In the evening is the feast, when the new captain achieves the full measure of his dignity. Hoary traditions surround his presidency at all meetings. In days of old, in the century before last, captains were fined pints and magnums of claret for certain delinquencies. At this feast the captain and ex-captains sit at the high table, in red coats, with all the ancient insignia of the club laid out on the table before them. Silver clubs are set there, to one of which each of all the long line of captains has fastened a silver ball, with his name and the date of his captaincy engraved upon it. The winner of the King William IV. Medal is toasted, and he is called up from his place that the captain with solemn ceremony may invest him with the medal, hanging it round his neck.
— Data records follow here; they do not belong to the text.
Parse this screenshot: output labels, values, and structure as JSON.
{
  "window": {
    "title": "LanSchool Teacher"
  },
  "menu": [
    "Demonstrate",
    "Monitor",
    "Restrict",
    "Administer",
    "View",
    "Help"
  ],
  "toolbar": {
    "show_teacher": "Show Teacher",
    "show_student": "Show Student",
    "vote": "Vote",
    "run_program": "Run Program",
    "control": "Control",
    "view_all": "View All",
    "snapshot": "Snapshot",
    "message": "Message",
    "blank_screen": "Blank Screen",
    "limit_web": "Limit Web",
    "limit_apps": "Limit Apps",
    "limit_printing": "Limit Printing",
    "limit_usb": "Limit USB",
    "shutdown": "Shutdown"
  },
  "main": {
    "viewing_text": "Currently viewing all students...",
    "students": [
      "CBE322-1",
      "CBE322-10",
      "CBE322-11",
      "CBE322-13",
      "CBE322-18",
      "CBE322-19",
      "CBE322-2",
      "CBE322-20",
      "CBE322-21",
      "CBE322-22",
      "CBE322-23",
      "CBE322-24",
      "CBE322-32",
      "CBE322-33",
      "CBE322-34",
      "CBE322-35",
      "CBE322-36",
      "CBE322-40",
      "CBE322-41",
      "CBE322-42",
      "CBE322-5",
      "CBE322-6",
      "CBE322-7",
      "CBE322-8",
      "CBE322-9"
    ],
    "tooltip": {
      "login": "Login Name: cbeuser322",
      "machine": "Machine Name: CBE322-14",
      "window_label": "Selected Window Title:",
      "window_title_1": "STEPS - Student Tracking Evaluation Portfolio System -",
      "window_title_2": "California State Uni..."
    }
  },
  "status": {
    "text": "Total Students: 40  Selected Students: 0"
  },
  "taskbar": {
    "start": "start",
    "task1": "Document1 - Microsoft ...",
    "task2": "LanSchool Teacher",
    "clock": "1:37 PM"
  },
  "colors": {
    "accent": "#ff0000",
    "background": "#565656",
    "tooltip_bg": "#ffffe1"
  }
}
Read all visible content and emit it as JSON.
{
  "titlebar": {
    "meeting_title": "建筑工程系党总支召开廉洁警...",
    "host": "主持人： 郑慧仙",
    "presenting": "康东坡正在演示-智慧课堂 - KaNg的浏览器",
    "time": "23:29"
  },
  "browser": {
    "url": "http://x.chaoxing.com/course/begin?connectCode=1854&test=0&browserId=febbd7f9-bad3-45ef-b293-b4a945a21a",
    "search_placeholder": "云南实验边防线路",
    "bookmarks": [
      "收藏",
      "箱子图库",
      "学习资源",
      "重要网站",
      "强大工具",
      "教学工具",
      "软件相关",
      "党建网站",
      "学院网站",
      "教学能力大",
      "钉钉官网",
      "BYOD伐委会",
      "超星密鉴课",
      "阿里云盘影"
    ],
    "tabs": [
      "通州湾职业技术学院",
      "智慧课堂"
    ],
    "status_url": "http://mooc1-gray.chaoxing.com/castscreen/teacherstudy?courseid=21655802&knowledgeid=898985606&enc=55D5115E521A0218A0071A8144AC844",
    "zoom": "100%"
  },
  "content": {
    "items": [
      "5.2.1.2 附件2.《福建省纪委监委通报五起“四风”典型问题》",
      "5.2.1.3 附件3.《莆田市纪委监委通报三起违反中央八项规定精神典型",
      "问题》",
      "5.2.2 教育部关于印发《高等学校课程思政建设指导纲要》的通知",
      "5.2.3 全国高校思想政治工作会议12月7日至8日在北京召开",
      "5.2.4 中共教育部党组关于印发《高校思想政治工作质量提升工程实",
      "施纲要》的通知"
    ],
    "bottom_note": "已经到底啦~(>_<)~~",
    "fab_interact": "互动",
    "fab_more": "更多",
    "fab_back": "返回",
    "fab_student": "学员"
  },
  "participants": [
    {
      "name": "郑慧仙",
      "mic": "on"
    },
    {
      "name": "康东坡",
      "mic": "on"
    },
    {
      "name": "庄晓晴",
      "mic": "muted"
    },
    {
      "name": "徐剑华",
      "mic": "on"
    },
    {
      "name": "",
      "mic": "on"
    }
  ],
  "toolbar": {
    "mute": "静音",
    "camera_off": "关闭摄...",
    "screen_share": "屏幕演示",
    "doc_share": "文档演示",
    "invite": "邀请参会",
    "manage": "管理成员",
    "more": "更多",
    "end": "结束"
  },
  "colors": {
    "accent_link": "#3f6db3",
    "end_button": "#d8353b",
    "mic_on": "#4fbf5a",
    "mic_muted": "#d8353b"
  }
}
Then, upon occasion, new members of this ancient club have been called up before the captain, who, holding one of the silver clubs before them, calls upon them to kiss it and to swear honour and obedience to the laws and customs of the club and the game. And then great golfers of the old school may sing old ballads, and an evening of happiness goes on, and if there are no trains to be caught in the morning, matches are made to-night. This is St. Andrews.